🤖 AI Summary
This work addresses the challenges of city-scale cross-camera person re-identification, where drastic appearance variations arise from viewpoint changes, occlusions, and domain shifts, compounded by privacy constraints that prohibit sharing raw images. To tackle these issues, we propose a topology-aware decentralized Transformer framework that integrates graph-structured spatially conditioned self-attention, feature-dispersed adaptive metric learning, and differentially private embedding coupled with compact approximate indexing. Leveraging only coarse geometric priors, our method achieves cross-view identity alignment while preserving privacy.
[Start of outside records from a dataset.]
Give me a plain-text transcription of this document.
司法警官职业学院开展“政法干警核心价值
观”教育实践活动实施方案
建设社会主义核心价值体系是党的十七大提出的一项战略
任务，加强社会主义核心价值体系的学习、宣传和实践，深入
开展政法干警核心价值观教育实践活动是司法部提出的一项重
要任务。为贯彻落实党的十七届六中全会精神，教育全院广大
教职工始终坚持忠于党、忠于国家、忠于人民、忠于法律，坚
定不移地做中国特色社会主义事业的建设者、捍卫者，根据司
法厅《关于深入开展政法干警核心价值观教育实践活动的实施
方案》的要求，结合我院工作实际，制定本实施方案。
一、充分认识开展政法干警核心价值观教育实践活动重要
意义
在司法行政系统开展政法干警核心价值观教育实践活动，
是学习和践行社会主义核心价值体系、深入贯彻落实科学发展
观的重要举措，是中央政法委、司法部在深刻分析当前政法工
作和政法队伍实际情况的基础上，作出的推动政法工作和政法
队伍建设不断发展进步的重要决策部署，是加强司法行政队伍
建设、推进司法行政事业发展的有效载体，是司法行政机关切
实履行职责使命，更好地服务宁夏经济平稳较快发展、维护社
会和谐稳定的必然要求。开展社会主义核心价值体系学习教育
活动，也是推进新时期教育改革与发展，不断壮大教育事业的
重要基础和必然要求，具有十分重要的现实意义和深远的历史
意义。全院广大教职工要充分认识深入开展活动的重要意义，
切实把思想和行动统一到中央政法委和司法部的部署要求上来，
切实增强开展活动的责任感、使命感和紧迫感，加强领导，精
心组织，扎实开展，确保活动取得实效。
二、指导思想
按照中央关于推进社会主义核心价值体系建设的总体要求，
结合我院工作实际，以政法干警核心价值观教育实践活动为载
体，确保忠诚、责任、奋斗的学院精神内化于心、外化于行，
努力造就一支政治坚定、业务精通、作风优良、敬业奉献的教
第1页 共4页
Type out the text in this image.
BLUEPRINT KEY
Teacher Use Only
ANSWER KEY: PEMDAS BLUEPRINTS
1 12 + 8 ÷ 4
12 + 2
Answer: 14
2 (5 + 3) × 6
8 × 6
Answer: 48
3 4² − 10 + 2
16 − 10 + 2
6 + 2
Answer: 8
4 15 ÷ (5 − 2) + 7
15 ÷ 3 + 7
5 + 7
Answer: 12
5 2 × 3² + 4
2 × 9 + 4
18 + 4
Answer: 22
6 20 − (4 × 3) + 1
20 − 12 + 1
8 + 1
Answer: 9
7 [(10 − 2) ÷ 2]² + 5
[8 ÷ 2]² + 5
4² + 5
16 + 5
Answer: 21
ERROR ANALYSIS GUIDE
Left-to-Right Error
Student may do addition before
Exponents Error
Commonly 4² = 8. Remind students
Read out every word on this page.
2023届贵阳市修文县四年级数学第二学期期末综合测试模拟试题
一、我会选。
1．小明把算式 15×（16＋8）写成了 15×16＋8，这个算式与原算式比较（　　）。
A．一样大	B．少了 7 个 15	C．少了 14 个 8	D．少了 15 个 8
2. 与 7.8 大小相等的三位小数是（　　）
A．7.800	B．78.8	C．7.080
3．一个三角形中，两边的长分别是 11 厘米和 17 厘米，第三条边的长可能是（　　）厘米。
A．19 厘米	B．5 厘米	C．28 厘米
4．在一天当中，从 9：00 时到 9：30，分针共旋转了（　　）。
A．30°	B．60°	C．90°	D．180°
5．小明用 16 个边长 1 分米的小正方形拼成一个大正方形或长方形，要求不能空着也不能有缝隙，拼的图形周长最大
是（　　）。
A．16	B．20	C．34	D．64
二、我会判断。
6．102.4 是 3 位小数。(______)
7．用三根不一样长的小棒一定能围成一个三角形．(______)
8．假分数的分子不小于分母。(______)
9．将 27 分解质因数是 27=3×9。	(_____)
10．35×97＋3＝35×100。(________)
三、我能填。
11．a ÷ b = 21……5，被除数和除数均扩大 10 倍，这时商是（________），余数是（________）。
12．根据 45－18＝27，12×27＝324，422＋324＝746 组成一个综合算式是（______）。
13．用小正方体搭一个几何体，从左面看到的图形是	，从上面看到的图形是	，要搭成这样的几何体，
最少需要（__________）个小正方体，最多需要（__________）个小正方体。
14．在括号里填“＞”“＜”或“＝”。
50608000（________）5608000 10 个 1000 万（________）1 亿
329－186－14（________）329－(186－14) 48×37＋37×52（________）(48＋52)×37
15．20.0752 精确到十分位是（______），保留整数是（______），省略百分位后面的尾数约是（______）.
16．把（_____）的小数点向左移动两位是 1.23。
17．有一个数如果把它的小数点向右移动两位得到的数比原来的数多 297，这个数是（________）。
Experiments demonstrate that the proposed framework significantly improves retrieval accuracy and query throughput on benchmarks such as Market-1501, achieving a tunable trade-off between utility and security without compromising data privacy.
📝 Abstract
City-scale person re-identification across distributed cameras must handle severe appearance changes from viewpoint, occlusion, and domain shift while complying with data protection rules that prevent sharing raw imagery. We introduce CityGuard, a topology-aware transformer for privacy-preserving identity retrieval in decentralized surveillance. The framework integrates three components. A dispersion-adaptive metric learner adjusts instance-level margins according to feature spread, increasing intra-class compactness. Spatially conditioned attention injects coarse geometry, such as GPS or deployment floor plans, into graph-based self-attention to enable projectively consistent cross-view alignment using only coarse geometric priors without requiring survey-grade calibration. Differentially private embedding maps are coupled with compact approximate indexes to support secure and cost-efficient deployment. Together these designs produce descriptors robust to viewpoint variation, occlusion, and domain shifts, and they enable a tunable balance between privacy and utility under rigorous differential-privacy accounting. Experiments on Market-1501 and additional public benchmarks, complemented by database-scale retrieval studies, show consistent gains in retrieval precision and query throughput over strong baselines, confirming the practicality of the framework for privacy-critical urban identity matching.